3rd enslaving voyage (1794–loss): Captain Jackson sailed from Liverpool on 20 November 1794, bound for Malembo. She sailed from Africa on 1 November. (Note: Dispatch, Jackson, master, does not appear on the lists of vessels cleared out to Africa from English ports during the period 1796 to 1807.)

==Fate==
Lloyd's List reported that a French privateer had captured three British slave ships off the west coast of Hispaniola on about 15 December 1795, as they were on their way to Jamaica. Dispatch, Jackson, master, was carrying 250 captives.

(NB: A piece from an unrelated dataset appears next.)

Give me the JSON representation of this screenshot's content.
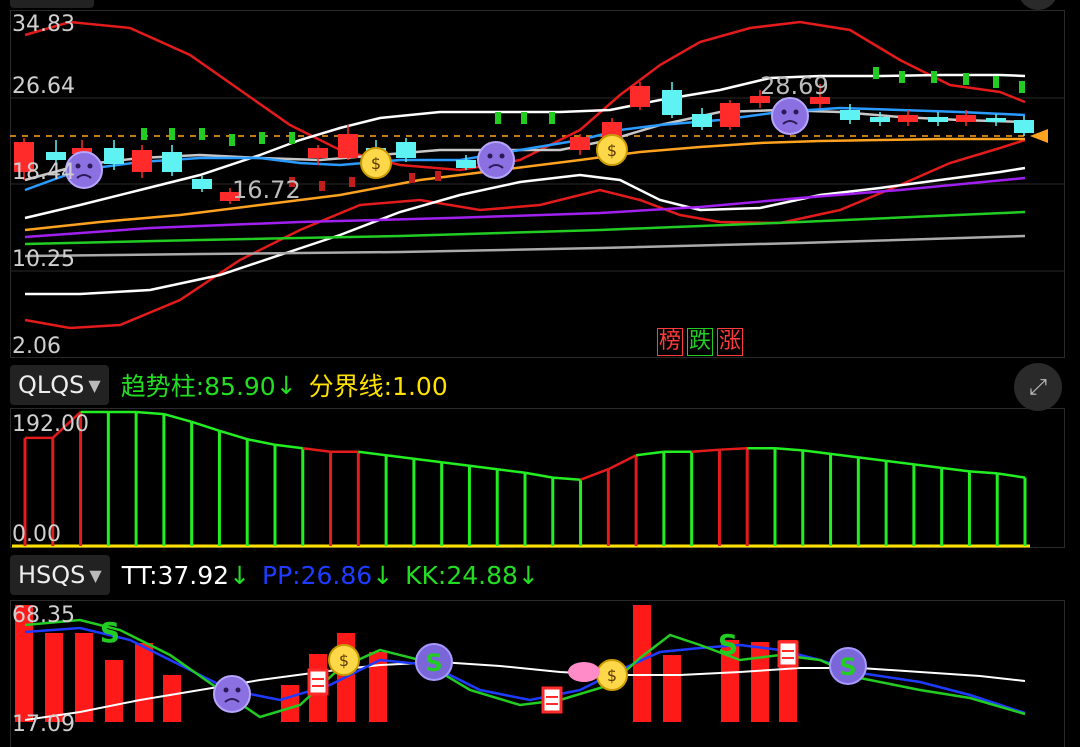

Cyclops, Grice, master, was carrying 470 captives. , Williams, master, was carrying 411 captives.

Dispatch arrived at Saint Vincent, most of which was then under French control as a result of the Second Carib War. There Dispatch landed 158 captives on 1 December.

In 1795, 50 British enslaving ships were lost. This was the largest annual loss in the period 1793 to 1807. Seven enslaving slave ships were lost on their way from Africa to the West Indies. Still, During the period 1793 to 1807, war, rather than maritime hazards or resistance by the captives, was the greatest cause of vessel losses among British slave vessels.